Origine et histoire de la Tour du Bost
La tour du Bost, située à Charmoy en Saône-et-Loire, est un donjon quadrangulaire médiéval construit au XIIe siècle, puis modifié et rehaussé au XIVe siècle. Elle servait d’avant-poste de guet et de défense pour les châteaux d’Uchon et de Montcenis, tout en étant une habitation de prestige et le siège d’une seigneurie. Son architecture est remarquable, avec un étage de base voûté en pierre et un escalier de 103 marches intégré dans l’épaisseur des murs. À l’origine haute de 43 mètres, elle fut amputée d’une tourelle et de bâtiments annexes vers 1750, et perdit sa toiture lors d’un incendie en 1920.
La tour appartenait initialement à la famille Du Bois, qui la posséda du XIIIe au XVIe siècle. Guillaume Du Bois, au XIVe siècle, combattit les Grandes Compagnies aux côtés de Robert de Martinpuits. Ses descendants, comme Hugues et Jacques Du Bois, participèrent aux expéditions des ducs de Bourgogne et aux combats contre les Armagnacs. Après la mort de Charles le Téméraire en 1477, la famille perdit son influence, et le domaine passa entre plusieurs mains, dont celles des Moroges, des Chastellux, et des Durand de Chalas. La tour fut pillée pendant les guerres de Religion vers 1590, puis occupées par les Autrichiens en 1815.
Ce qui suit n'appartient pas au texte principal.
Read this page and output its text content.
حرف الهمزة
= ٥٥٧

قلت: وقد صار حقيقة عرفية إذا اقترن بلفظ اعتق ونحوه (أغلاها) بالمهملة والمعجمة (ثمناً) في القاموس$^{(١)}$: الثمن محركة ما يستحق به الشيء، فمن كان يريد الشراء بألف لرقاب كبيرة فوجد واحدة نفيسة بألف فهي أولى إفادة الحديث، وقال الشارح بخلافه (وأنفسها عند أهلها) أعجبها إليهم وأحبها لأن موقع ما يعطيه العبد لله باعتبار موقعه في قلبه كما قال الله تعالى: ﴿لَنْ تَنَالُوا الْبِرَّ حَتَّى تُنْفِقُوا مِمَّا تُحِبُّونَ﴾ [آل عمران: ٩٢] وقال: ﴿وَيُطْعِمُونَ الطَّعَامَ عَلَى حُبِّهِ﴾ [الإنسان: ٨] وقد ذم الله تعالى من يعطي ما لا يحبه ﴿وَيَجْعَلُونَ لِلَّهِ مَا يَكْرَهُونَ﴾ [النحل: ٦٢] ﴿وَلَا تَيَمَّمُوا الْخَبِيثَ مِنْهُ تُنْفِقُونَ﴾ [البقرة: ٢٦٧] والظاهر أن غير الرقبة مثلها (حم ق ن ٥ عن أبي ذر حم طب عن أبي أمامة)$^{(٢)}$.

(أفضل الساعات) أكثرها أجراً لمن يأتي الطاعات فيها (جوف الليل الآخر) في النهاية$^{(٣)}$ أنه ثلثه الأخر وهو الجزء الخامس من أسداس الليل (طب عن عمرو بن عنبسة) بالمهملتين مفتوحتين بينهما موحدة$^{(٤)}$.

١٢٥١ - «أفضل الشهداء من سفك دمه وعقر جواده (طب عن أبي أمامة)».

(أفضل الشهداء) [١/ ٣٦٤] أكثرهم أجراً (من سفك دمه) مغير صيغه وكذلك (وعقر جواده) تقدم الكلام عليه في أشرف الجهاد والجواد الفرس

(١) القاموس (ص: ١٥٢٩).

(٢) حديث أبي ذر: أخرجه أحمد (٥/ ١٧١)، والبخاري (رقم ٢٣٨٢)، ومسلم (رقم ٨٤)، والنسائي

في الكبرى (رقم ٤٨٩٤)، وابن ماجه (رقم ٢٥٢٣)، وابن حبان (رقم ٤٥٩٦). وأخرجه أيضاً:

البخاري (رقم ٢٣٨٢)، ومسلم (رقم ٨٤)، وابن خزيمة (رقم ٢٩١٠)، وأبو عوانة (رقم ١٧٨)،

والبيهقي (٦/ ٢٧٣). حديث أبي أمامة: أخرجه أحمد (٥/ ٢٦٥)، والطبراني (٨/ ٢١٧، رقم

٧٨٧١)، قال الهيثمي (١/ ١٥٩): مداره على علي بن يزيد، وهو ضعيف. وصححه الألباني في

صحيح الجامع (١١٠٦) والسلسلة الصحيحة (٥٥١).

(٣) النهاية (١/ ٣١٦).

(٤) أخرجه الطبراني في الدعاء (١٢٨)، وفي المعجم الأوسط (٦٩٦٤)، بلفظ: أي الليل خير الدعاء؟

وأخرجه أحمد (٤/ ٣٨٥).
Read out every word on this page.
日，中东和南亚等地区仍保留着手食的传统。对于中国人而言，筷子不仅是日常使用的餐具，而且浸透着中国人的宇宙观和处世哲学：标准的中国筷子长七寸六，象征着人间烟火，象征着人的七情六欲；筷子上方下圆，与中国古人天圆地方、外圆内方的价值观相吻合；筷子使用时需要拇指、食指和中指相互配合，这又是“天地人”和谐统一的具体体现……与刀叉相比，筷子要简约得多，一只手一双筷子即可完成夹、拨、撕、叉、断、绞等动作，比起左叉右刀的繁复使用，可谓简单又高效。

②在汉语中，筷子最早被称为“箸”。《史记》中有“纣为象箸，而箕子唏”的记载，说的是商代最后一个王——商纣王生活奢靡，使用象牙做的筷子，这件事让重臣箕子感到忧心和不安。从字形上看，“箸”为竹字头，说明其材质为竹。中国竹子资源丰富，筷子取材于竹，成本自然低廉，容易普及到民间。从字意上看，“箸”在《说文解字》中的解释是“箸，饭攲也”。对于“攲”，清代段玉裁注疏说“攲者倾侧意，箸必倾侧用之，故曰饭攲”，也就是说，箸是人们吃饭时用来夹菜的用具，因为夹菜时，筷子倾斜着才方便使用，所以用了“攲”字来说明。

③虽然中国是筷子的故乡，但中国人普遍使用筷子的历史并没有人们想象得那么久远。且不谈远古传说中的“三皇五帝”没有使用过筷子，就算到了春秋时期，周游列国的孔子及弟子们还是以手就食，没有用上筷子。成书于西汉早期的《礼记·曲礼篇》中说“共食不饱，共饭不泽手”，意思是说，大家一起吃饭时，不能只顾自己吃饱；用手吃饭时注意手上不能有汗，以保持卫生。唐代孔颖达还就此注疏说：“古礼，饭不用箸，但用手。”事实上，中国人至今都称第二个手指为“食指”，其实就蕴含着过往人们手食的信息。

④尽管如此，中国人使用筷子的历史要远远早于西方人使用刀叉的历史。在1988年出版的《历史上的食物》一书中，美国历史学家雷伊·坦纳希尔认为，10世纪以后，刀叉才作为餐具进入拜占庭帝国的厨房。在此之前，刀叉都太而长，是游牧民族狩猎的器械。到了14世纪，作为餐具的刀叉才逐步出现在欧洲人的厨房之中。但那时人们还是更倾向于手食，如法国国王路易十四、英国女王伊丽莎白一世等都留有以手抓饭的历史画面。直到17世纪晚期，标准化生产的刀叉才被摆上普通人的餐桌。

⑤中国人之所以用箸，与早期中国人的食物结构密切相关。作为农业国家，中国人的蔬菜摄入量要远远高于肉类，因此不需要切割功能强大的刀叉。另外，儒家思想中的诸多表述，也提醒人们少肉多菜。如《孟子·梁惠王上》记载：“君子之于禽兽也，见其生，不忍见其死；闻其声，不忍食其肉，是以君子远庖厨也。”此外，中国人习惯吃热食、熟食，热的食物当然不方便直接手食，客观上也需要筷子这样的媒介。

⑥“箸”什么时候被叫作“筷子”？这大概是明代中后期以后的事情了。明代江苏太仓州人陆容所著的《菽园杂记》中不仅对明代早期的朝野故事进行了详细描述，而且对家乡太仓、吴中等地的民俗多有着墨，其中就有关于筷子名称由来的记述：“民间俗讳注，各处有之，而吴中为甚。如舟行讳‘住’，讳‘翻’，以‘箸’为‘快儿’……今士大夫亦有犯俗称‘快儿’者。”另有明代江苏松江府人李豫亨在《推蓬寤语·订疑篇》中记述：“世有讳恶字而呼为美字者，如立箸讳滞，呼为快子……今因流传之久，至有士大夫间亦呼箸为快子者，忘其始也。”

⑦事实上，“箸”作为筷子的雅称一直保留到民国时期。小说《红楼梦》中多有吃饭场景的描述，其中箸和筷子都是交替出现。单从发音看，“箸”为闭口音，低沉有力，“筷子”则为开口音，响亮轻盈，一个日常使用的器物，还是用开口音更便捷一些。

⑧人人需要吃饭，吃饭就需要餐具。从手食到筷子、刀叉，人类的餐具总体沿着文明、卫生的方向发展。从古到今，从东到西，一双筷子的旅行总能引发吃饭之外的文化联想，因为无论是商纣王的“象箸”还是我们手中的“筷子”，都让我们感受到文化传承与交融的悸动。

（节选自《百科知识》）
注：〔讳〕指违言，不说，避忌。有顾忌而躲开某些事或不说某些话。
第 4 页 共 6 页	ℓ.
Classée monument historique en 1908, déclassée après l’incendie de 1920, elle fut à nouveau classée en 1997. Depuis 1992, elle est en cours de restauration. Bien que située sur une propriété privée, elle est ouverte au public lors d’événements estivaux ou sur rendez-vous. Son architecture unique, avec ses cinq étages, ses cheminées gothiques ou Renaissance, et son système de défense médiéval, en fait un témoignage rare de l’histoire bourguignonne.
La tour était entourée d’étangs sur trois côtés et située sur une ancienne voie romaine devenue chemin médiéval. Elle permettait des échanges de signaux optiques avec le château de Montcenis. Ses sous-sols abritaient une cave, une citerne alimentée par une source, et une cuisine voûtée. Les étages supérieurs, plus ornés, reflétaient son double usage défensif et résidentiel. Aujourd’hui, il ne reste qu’une tour rectangulaire de 30 mètres, dépourvue de sa toiture mais conservant ses murs épais et son chemin de ronde.
Les armoiries des familles ayant possédé la tour, comme les Moroges (d’or à trois bandes d’azur) ou les Chastellux (d’azur à la bande d’or), rappellent son importance seigneuriale. La tour fut également liée à des figures comme François de Moroges ou le comte de Charrin, qui fit construire à proximité le château de Bruel au XIXe siècle. Son histoire reflète les bouleversements politiques et militaires de la Bourgogne, des ducs capétiens à la Révolution française.